Elyssa expected Xander to hold out his hand, but instead, he did a kneeling squat and scooped her into his arms. It was the stupidest, most girly sensation in the world, but Elyssa really liked it. She liked how it made her feel precious and cared for. Maybe it harkened back to the time when loved ones cradled her in their arms when she was a baby. Who knew? But it was true that it was wonderful. And she was a little sad it was over when Xander gently laid her on the stretcher.

“Do you want Radar back on your legs?” Xander asked, handing her a drink, then moving a bag of chips within reach.

“I would, thank you.”

Xander lifted Radar into place, his hand on the tactical vest handle and another under his hind legs. Radar seemed used to it, lucky dog.

She should be mortified that that all happened in front of White when it seemed so intimate,feltso intimate. But Elyssa had zero energy to worry about such things right now.

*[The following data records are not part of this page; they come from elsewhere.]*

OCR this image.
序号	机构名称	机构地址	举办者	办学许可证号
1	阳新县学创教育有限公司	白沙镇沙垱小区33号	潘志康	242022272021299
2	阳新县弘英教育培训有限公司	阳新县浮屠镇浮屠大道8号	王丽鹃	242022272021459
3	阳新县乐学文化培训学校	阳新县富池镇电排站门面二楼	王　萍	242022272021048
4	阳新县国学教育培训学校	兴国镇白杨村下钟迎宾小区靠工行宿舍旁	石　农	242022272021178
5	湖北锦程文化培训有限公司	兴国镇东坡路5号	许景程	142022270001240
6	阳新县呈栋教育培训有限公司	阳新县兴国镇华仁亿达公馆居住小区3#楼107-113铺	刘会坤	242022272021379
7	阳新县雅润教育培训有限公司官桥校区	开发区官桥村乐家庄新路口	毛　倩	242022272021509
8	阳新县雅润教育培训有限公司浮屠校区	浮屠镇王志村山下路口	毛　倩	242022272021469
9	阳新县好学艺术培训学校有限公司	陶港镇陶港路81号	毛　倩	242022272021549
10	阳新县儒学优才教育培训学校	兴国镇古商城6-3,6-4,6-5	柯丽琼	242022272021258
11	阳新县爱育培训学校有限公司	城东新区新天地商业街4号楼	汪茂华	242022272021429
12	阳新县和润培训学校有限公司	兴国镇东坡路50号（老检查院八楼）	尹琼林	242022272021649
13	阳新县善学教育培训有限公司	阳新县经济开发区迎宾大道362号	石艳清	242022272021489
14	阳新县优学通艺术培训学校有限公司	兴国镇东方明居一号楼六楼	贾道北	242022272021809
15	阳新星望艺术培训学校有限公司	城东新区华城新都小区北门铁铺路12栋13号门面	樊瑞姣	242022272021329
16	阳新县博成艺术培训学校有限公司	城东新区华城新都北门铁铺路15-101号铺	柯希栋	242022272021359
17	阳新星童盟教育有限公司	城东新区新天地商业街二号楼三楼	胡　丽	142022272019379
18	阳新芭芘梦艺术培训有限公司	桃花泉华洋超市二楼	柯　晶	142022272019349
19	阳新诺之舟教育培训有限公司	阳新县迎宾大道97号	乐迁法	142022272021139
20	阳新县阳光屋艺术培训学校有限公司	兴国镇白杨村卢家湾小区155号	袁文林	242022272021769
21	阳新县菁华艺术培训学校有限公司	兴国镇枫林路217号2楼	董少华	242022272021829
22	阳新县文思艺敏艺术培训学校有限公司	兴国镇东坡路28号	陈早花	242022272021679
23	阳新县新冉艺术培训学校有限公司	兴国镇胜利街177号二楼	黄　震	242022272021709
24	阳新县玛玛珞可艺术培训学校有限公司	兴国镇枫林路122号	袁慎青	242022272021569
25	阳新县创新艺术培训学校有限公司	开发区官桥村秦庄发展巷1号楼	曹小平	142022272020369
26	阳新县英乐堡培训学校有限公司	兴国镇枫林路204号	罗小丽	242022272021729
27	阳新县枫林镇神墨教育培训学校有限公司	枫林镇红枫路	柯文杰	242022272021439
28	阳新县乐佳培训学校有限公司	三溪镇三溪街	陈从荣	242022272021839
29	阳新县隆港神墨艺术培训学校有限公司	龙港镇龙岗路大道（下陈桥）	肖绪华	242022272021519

Radar across her lap not only helped with Elyssa’s blood pressure, but it also made her feel less vulnerable.

Xander had moved over to the wall and sat on the floor with his legs crossed at the ankles.

White dimmed the lights, then she too came to sit on the floor next to Xander with her legs stretched out in front of her.

Elyssa could see them both without strain.

“If you felt up to it, Elyssa,” White’s voice matching the calm state of the room, “I thought maybe you could ramble.”

“Ramble.” Elyssa tried on the word.

“I bet you’ve had a lot of thoughts come up since we’ve forced a paradigm shift onto you. We’re grasping at straws as we figure out what’s happening, and I’m afraid that our time frame has moved up to before Tuesday.”

“Because Orest didn’t have time to wait for me to fly there on my own, he was going to kidnap me.” Elyssa paused. “But he bought my ticket. So that means he thought that if something were to happen, it would be later.”

“We agree with that,” White said. “So rambling, sometimes, in a stream of consciousness can allow your mind to offer up details that we wouldn’t know to ask you about. How about you just start talking, and let’s see where we go with that?”

“All right. I was thinking about other people’s names that I might have mentioned in front of Orest. And if maybe my conversations put people in danger. Maybe Uncle Orest invited them to Singapore, like he did me. I can imagine that people are leading their lives and can’t drop everything to go. I hadto turn down his invitation. Is he just out grocery shopping for scientists? I may need what’s in his brain? I may need what’s in hers? With Paca, perhaps Orest thought, he's interesting, I might as well put it in my cart while I’m getting some meat and cheese.”

“I don’t think that’s far off from the reasoning,” White said.

Elyssa looked up. “I don’t know what Orest wants. What is the goal of all this madness?”

“A return of the USSR,” White said.

“Wait. What?” Elyssa’s brows pulled tightly together.

“A return of the USSR, The Family has a grievance with the western world because their entire way of life was upended.” White turned as Finley and Hiro came back into the room.